The tissues were embedded in paraffin after being fixed in 4% paraformaldehyde and cut into slices. After being hydrated, the slices were treated with 3% H2O2 for 10 minutes and blocked with 1% BSA for 1 hour. The samples were then incubated with primary antibodies (anti-LC3B, anti-cleaved-Caspase, anti-p-p38, anti-BAX, anti-Rnd2) overnight, followed by HRP-labelled secondary antibodies (Servicebio, China). DAB (Servicebio, China) was used for dyeing and haematoxylin was used to stain the nuclei. Pictures were taken with the Olympus BX51 microscope (Olympus). A semiquantitative score was applied to describe the distribution and intensity of RND2 staining (0 = negative, 1 = weak, 2 = moderate, 3 = strong, and 4 = strong and widely distributed).
Assay of Green Fluorescent Protein-LC3 Puncta
RND2 plasmids were transfected into GBM cells that stably expressed green fluorescent protein (GFP)-LC3. After 2 days, transfected cells were fixed with 4% paraformaldehyde, and then a confocal laser scanning microscope (Olympus, Japan) was used to visualize GFP-LC3 puncta in the cells. The number of GFP-LC3 puncta was calculated from at least 100 cells.
Transmission Electron Microscopy (TEM)
Cells transfected with CTRL or RND2 plasmids were fixed with an electron fixation solution containing 2.5% glutaraldehyde. The cells were then post-fixed in 1% osmic acid. Next, a graded series of ethanol was used to dehydrate the specimens. They were then placed in capsules contained embedding medium and heated at 70℃ for approximately 9 hours. The specimen sections were stained by uranyl acetate and alkaline lead citrate. Finally, the stained sections were observed using a TEM (Hitachi HT7700, Tokyo, Japan).

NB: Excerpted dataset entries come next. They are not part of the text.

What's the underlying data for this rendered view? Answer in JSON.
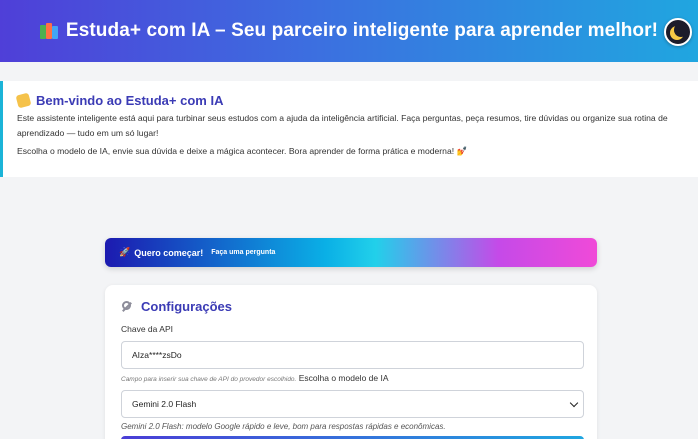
{
  "header": {
    "title": "Estuda+ com IA – Seu parceiro inteligente para aprender melhor!",
    "icon": "books-icon",
    "theme_toggle_icon": "moon-icon"
  },
  "welcome": {
    "title": "Bem-vindo ao Estuda+ com IA",
    "paragraph1": "Este assistente inteligente está aqui para turbinar seus estudos com a ajuda da inteligência artificial. Faça perguntas, peça resumos, tire dúvidas ou organize sua rotina de aprendizado — tudo em um só lugar!",
    "paragraph2": "Escolha o modelo de IA, envie sua dúvida e deixe a mágica acontecer. Bora aprender de forma prática e moderna! 💅"
  },
  "cta": {
    "label": "Quero começar!",
    "sublabel": "Faça uma pergunta"
  },
  "config": {
    "title": "Configurações",
    "api_key_label": "Chave da API",
    "api_key_value": "AIza****zsDo",
    "api_key_hint": "Campo para inserir sua chave de API do provedor escolhido.",
    "model_label": "Escolha o modelo de IA",
    "model_selected": "Gemini 2.0 Flash",
    "model_description": "Gemini 2.0 Flash: modelo Google rápido e leve, bom para respostas rápidas e econômicas."
  },
  "colors": {
    "accent": "#3b3bb5",
    "header_start": "#4f3fd8",
    "header_end": "#20a6e0"
  }
}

Intracranial Xenograft Model
PBS was used to suspend U87-MG cells, which stably expressed lentivirus RND2 or CTRL plasmids, at a concentration of 1×105 cells/μL, and the cells were then injected into the right striatum of 6 week old Balb/c nude mice by stereotactic implantation; a blank control group that only received PBS was included. For the analysis of survival, the mice were under periodic monitoring and they were sacrificed when serious neurological symptoms appeared and/or an evident loss of weight (more than 20% of their body weight) occurred. We removed and weighed the whole mouse brains. The values (weight of control group/RND2 overexpression group - blank control group) were calculated and statistically analysed. All samples were then fixed in 4% paraformaldehyde. The brains were kept for further analysis and were embedded in paraffin. The Institutional Animal Care and Use Committee of the Renmin Hospital of Wuhan University approved all animal experiments mentioned above.
All experiments were done in triplicate and were replicated at least once. All data are expressed as the means ± standard deviations. Statistical analyses were carried out with GraphPad Prism 7 and SPSS version 19.0. Unpaired Student t tests were used in the comparison of means between two groups. p values less than 0.05 were considered to be statistically significant. One-way analysis of variance (ANOVA) was performed to determine the differences between groups. When the analysis showed significance, post hoc testing that targeted the differences between groups was carried out using the Student-Newman-Keuls test. The Pearson correlation coefficient was used to analyse the correlation between RND2 and other genes. *P < 0.05, **P < 0.01, ***P < 0.001 was considered significant statistics.